Carnevale deriva dal latino “carnem levare”, ossia eliminare la carne. Un invito per i credenti che inizia con il mercoledì delle ceneri, sino a sabato santo. Invece, martedì, detto “grasso”, è l’ultimo giorno consentito per far baldoria come meglio si può, con sfilate di carri allegorici e balli in maschera.
Ogni regione italiana ha i propri costumi che affollano strade e piazze durante i giorni di carnevale. Ma la loro comparsa ebbe inizio sulla scena, con il teatro. Successe nel ‘500 quando si sviluppò la Commedia dell’Arte in cui molte rappresentazioni affidarono le caratteristiche dei personaggi a identità mascherate, ruoli imperituri, appunto, per raffigurare i vari soggetti di una commedia. Tanto per citarne alcuni, a Bologna c’è Balanzone (l’avvocato dal linguaggio strampalato), a Venezia troviamo Pantalone (avaro, burbero e vizioso) e Colombina (seducente e astuta servetta), fidanzata di Arlecchino (faceto, astuto e vivace) il quale, con l’antagonista Brighella (attaccabrighe, insolente e dispettoso), è di Bergamo. Invece Meneghino (estroverso e allegro) e Giacometta (domestica dal carattere forte e generoso), compagna di Gianduia, rappresentano Milano. Poi ricordiamo l’altrettanto celebre Pulcinella (servo pigro e opportunista) di Napoli, Stenterello (chiacchierone e pauroso) in Toscana, Lu Sfrigne (povero ma allegro), Rabachen e la sua compagna Cagnéra (dediti, rispettivamente, a far baccano e ai litigi) sono marchigiani, Giangurgolo (signorotto chiacchierone, ingordo e spavaldo) è una caricatura calabrese.
La lista delle raffigurazioni allegoriche carnevalesche italiane è ancora numerosa, tanto da coprire, come dicevamo, tutte le regioni italiane.

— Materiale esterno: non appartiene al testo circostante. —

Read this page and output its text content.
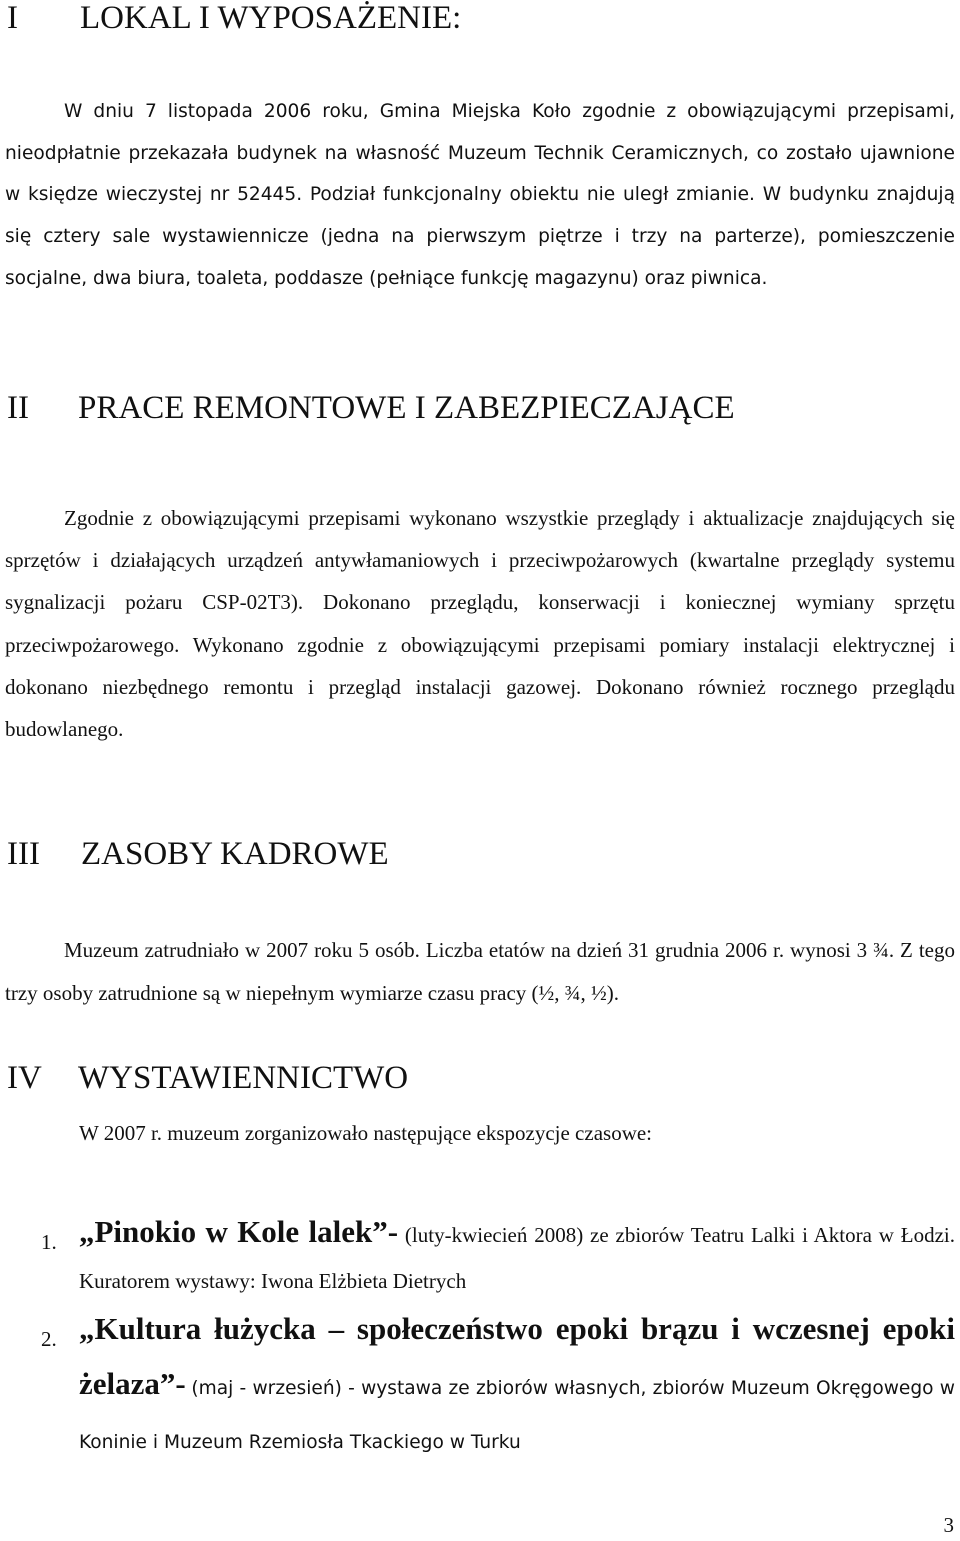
I LOKAL I WYPOSAŻENIE:

W dniu 7 listopada 2006 roku, Gmina Miejska Koło zgodnie z obowiązującymi przepisami, nieodpłatnie przekazała budynek na własność Muzeum Technik Ceramicznych, co zostało ujawnione w księdze wieczystej nr 52445. Podział funkcjonalny obiektu nie uległ zmianie. W budynku znajdują się cztery sale wystawiennicze (jedna na pierwszym piętrze i trzy na parterze), pomieszczenie socjalne, dwa biura, toaleta, poddasze (pełniące funkcję magazynu) oraz piwnica.

II PRACE REMONTOWE I ZABEZPIECZAJĄCE

Zgodnie z obowiązującymi przepisami wykonano wszystkie przeglądy i aktualizacje znajdujących się sprzętów i działających urządzeń antywłamaniowych i przeciwpożarowych (kwartalne przeglądy systemu sygnalizacji pożaru CSP-02T3). Dokonano przeglądu, konserwacji i koniecznej wymiany sprzętu przeciwpożarowego. Wykonano zgodnie z obowiązującymi przepisami pomiary instalacji elektrycznej i dokonano niezbędnego remontu i przegląd instalacji gazowej. Dokonano również rocznego przeglądu budowlanego.

III ZASOBY KADROWE

Muzeum zatrudniało w 2007 roku 5 osób. Liczba etatów na dzień 31 grudnia 2006 r. wynosi 3 ¾. Z tego trzy osoby zatrudnione są w niepełnym wymiarze czasu pracy (½, ¾, ½).

IV WYSTAWIENNICTWO

W 2007 r. muzeum zorganizowało następujące ekspozycje czasowe:

1. „Pinokio w Kole lalek”- (luty-kwiecień 2008) ze zbiorów Teatru Lalki i Aktora w Łodzi. Kuratorem wystawy: Iwona Elżbieta Dietrych

2. „Kultura łużycka – społeczeństwo epoki brązu i wczesnej epoki żelaza”- (maj - wrzesień) - wystawa ze zbiorów własnych, zbiorów Muzeum Okręgowego w Koninie i Muzeum Rzemiosła Tkackiego w Turku

3
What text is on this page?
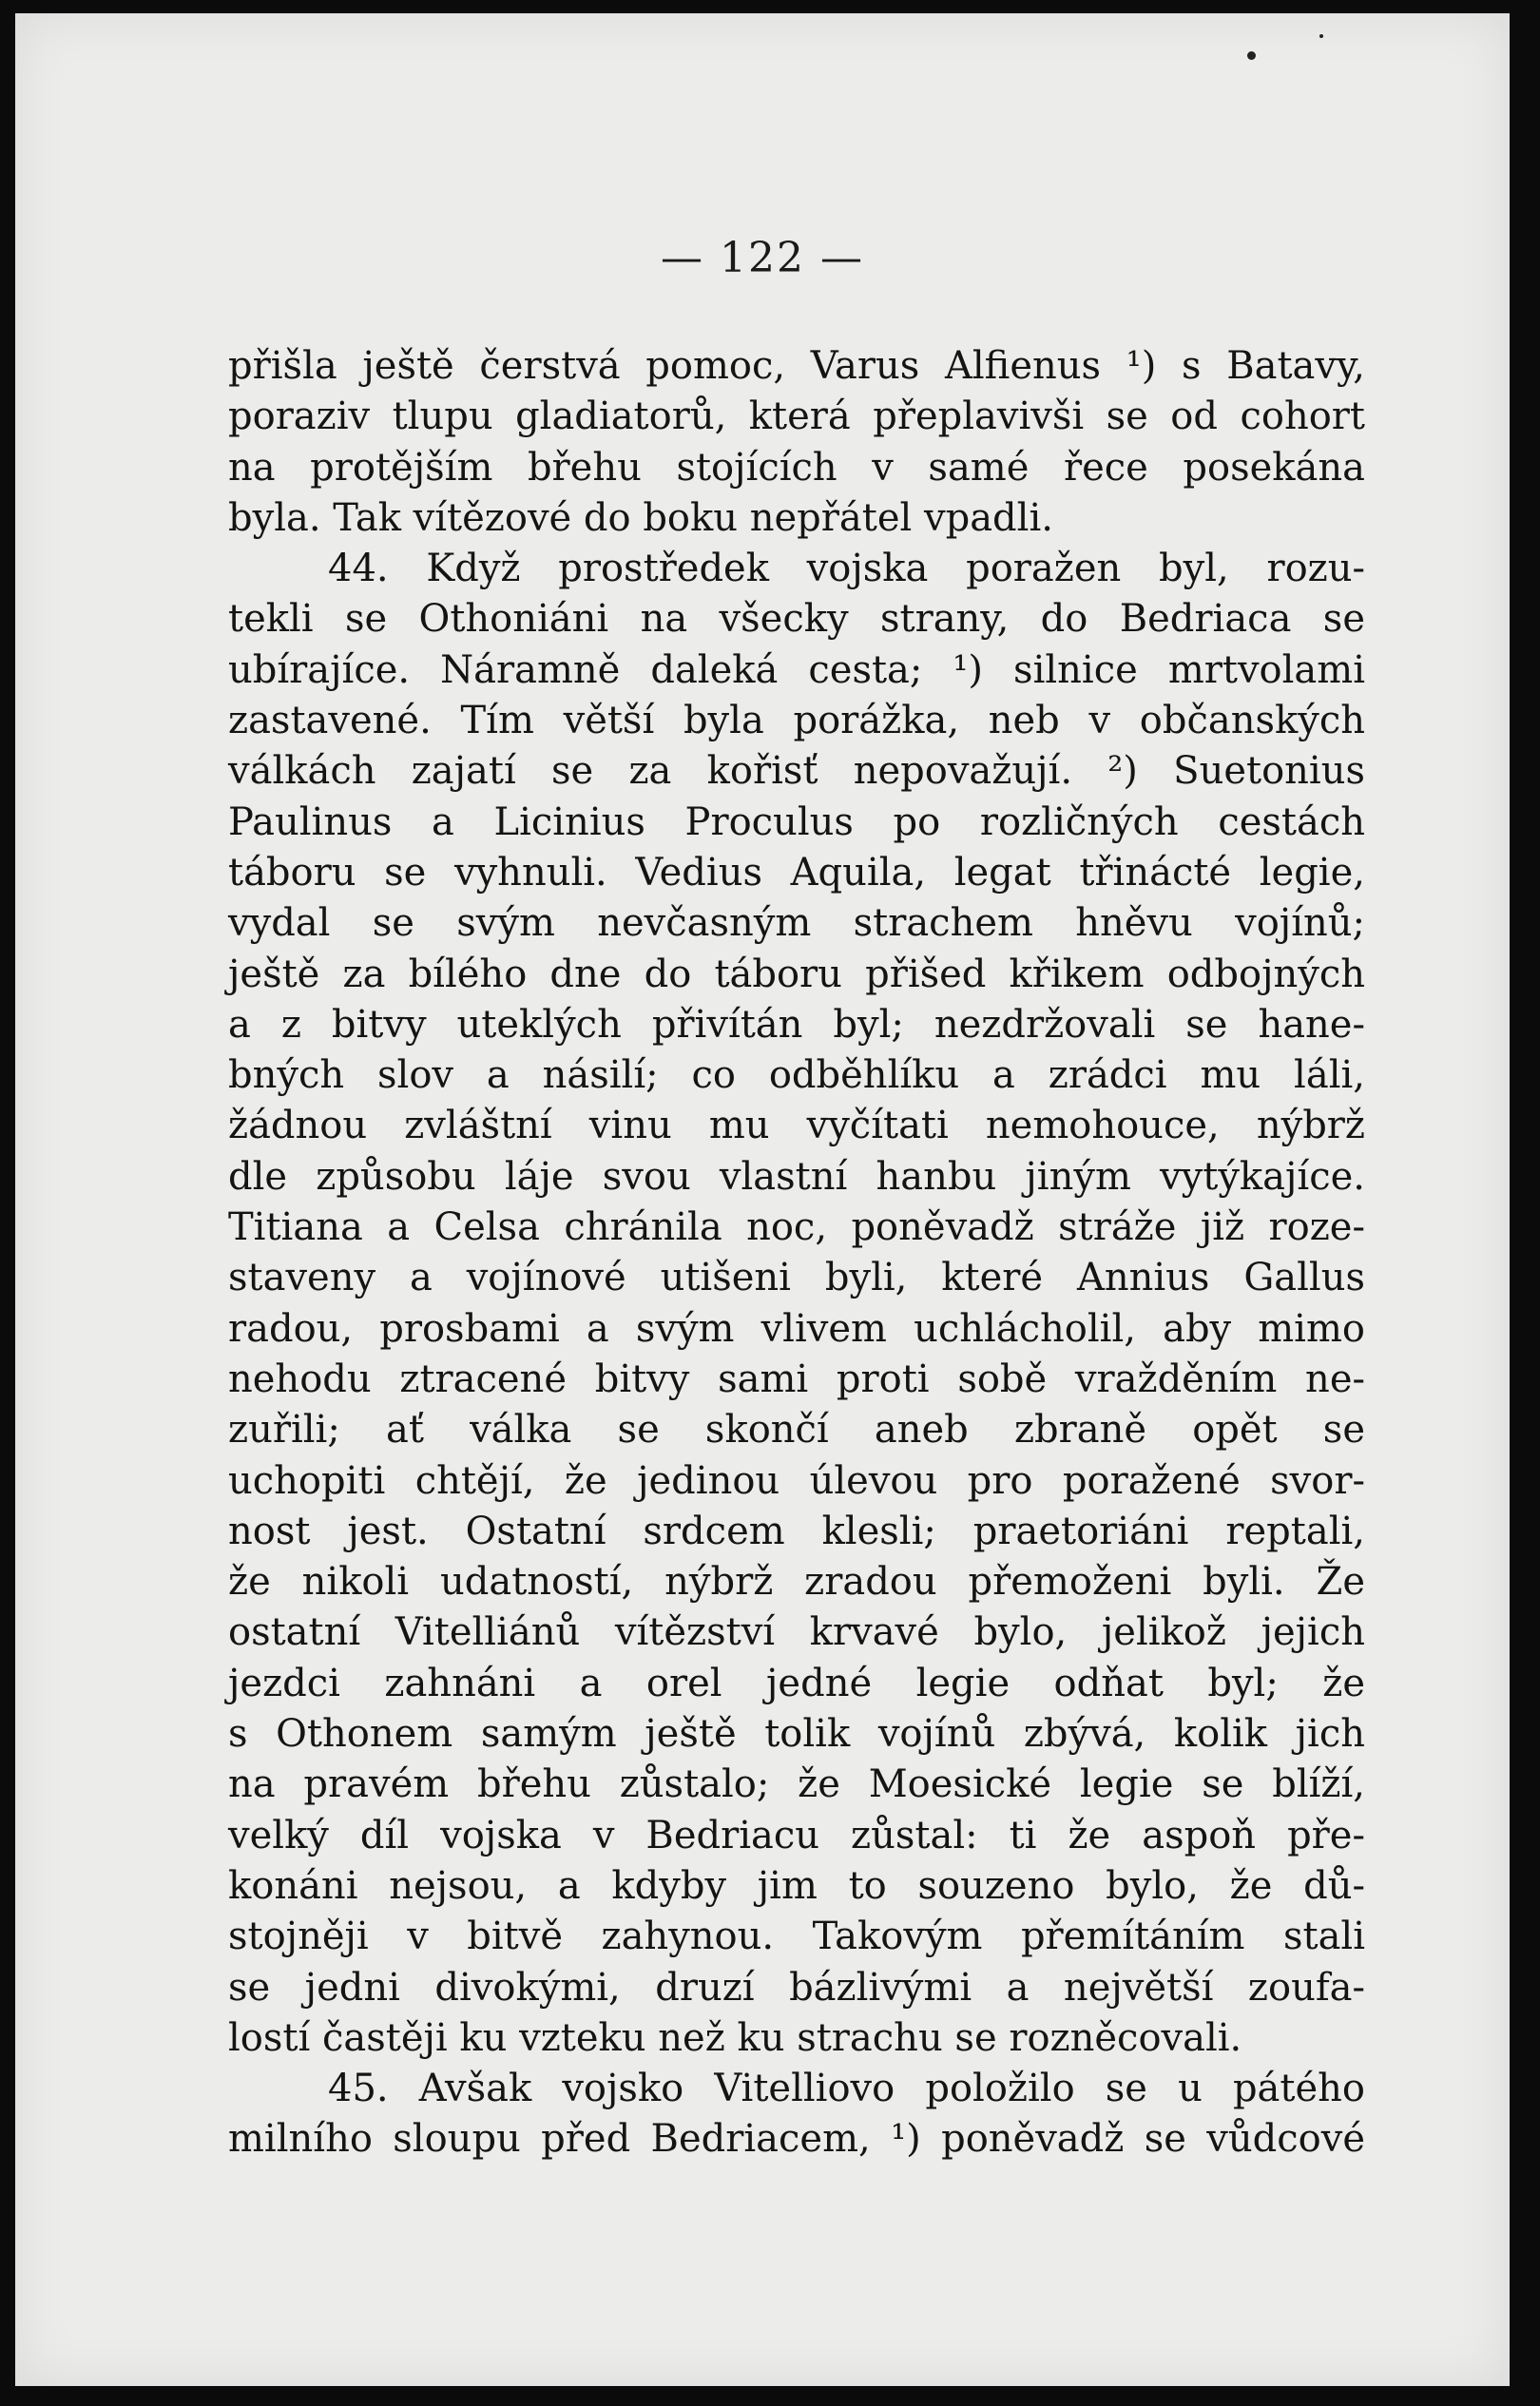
— 122 —
přišla ještě čerstvá pomoc, Varus Alfienus ¹) s Batavy,
poraziv tlupu gladiatorů, která přeplavivši se od cohort
na protějším břehu stojících v samé řece posekána
byla. Tak vítězové do boku nepřátel vpadli.
44. Když prostředek vojska poražen byl, rozu-
tekli se Othoniáni na všecky strany, do Bedriaca se
ubírajíce. Náramně daleká cesta; ¹) silnice mrtvolami
zastavené. Tím větší byla porážka, neb v občanských
válkách zajatí se za kořisť nepovažují. ²) Suetonius
Paulinus a Licinius Proculus po rozličných cestách
táboru se vyhnuli. Vedius Aquila, legat třinácté legie,
vydal se svým nevčasným strachem hněvu vojínů;
ještě za bílého dne do táboru přišed křikem odbojných
a z bitvy uteklých přivítán byl; nezdržovali se hane-
bných slov a násilí; co odběhlíku a zrádci mu láli,
žádnou zvláštní vinu mu vyčítati nemohouce, nýbrž
dle způsobu láje svou vlastní hanbu jiným vytýkajíce.
Titiana a Celsa chránila noc, poněvadž stráže již roze-
staveny a vojínové utišeni byli, které Annius Gallus
radou, prosbami a svým vlivem uchlácholil, aby mimo
nehodu ztracené bitvy sami proti sobě vražděním ne-
zuřili; ať válka se skončí aneb zbraně opět se
uchopiti chtějí, že jedinou úlevou pro poražené svor-
nost jest. Ostatní srdcem klesli; praetoriáni reptali,
že nikoli udatností, nýbrž zradou přemoženi byli. Že
ostatní Vitelliánů vítězství krvavé bylo, jelikož jejich
jezdci zahnáni a orel jedné legie odňat byl; že
s Othonem samým ještě tolik vojínů zbývá, kolik jich
na pravém břehu zůstalo; že Moesické legie se blíží,
velký díl vojska v Bedriacu zůstal: ti že aspoň pře-
konáni nejsou, a kdyby jim to souzeno bylo, že dů-
stojněji v bitvě zahynou. Takovým přemítáním stali
se jedni divokými, druzí bázlivými a největší zoufa-
lostí častěji ku vzteku než ku strachu se rozněcovali.
45. Avšak vojsko Vitelliovo položilo se u pátého
milního sloupu před Bedriacem, ¹) poněvadž se vůdcové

Sulle origini di questa festa i più indicano il periodo dell’Antica Roma, quando durante i Saturnali si festeggiava indossando delle maschere per praticare i riti pagani in onore del dio Saturno. Sebbene con differenti usanze anche altri popoli come gli Ittiti, i Fenici, gli Egizi, i Babilonesi, i Maya e così via glorificavano i loro dei con questo genere di ricorrenza, durante la quale nulla o quasi era proibito.
La maschera impediva il riconoscimento e pertanto con l’azzeramento delle classi sociali, ricchi e plebei si univano a banchettare abbandonandosi ad ogni sfrenato desiderio.
Ciò durò sino a quando l’imperatore Costantino bandì questa tradizione additandola come idolatra.
Durante il medioevo, poi, la festa incorporò il rito del rogo del fantoccio con il quale, se proprio non c’era lo zampino dell’Inquisizione, si intendeva bruciare il male e le negatività dell’anno trascorso che avevano infestato luoghi e persone.
Se Costantino aveva i suoi principi religiosi che lo dovevano confortare per abolire tale ricorrenza, al giorno d’oggi il tradizionale appuntamento del carnevale è in mano ad uso e consumo del business.
Sono numerosissime le feste popolari del carnevale nel mondo, ma quelle famose si svolgono a Venezia, Viareggio e Rio de Janeiro dove, sotto certi aspetti, si ricalcano o si tenta di riproporre tradizioni antiche.
Rimangono integre e imperiture le maschere teatrali celebrate dalla cultura immortale del palcoscenico.